This is the third in the what I'm up to at the OU posts. A while back we were part of a consortium that won a bid in the Next Generation Learning Challenges funded by the Bill and Melinda Gates Foundation, Educause, & The Hewlett Foundation. The partners are us (IET at the OU), MIT, the Anne Arundel Community College and University of Maryland University College (UMUC) - the project is Bridge to Success.
It's aim is to use OERs to help community college students who struggle with study skills, and math(s) in particular. So we've taken some OU courses and these have been adapted in the US, and made available through our OpenLearn labspace. But this is about more than just creating content, so these materials are used in classroom instruction, and we are researching how students and instructors find the process.
My role is to head up the research work programme (Patrick McAndrew is the OU lead and does all the real work). One of the things I'm interested here is in the process of adaptation. We have given our materials to US partners to adapt, and what we are looking at is the type and degree of adaptation that occurs. There are at least four types of adaptation that take place:
- Simple context - changing £ for $ is a simple way of thinking about this
- Language adaptation - changing the nature of the instruction that is given in terms of the style used
- Content adaptation - reworking, deleting or adding content so that it meets the needs of a US maths curriculum
- Pedagogic adaptation - altering the nature of activities and instruction based on knowledge of the types of students
Now, you probably want to get away with just doing type 1 adaptation as that is fairly straightforward and takes the least time. But you still need subject experts to do this, and it quickly becomes apparent that it bleeds across to the other types of adaptation too. It is all context.

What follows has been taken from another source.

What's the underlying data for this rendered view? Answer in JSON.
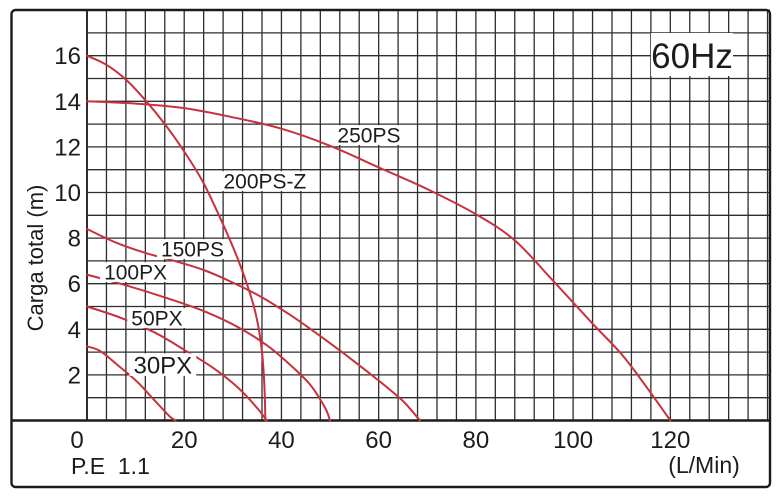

So what will be interesting to see is just how much adaptation takes place, whether some instructors adapt more than others, and if this has any impact on student performance. There undoubtedly comes a point when you have adapted something so much, it would have taken as much time to create it from scratch. The argument here then is whether the OER approach is worthwhile, if it takes as long to adapt as to create? Even if this is the case (and we haven't found that to be so yet, but it's still early), the use of OER may lead to better material than creating from scratch - this would be a tough thing to test, but maybe for another project.
Those are the kinds of things I'm interested in, beyond the more practical (and worthwhile) outcomes of hopefully improving student performance, confidence and understanding.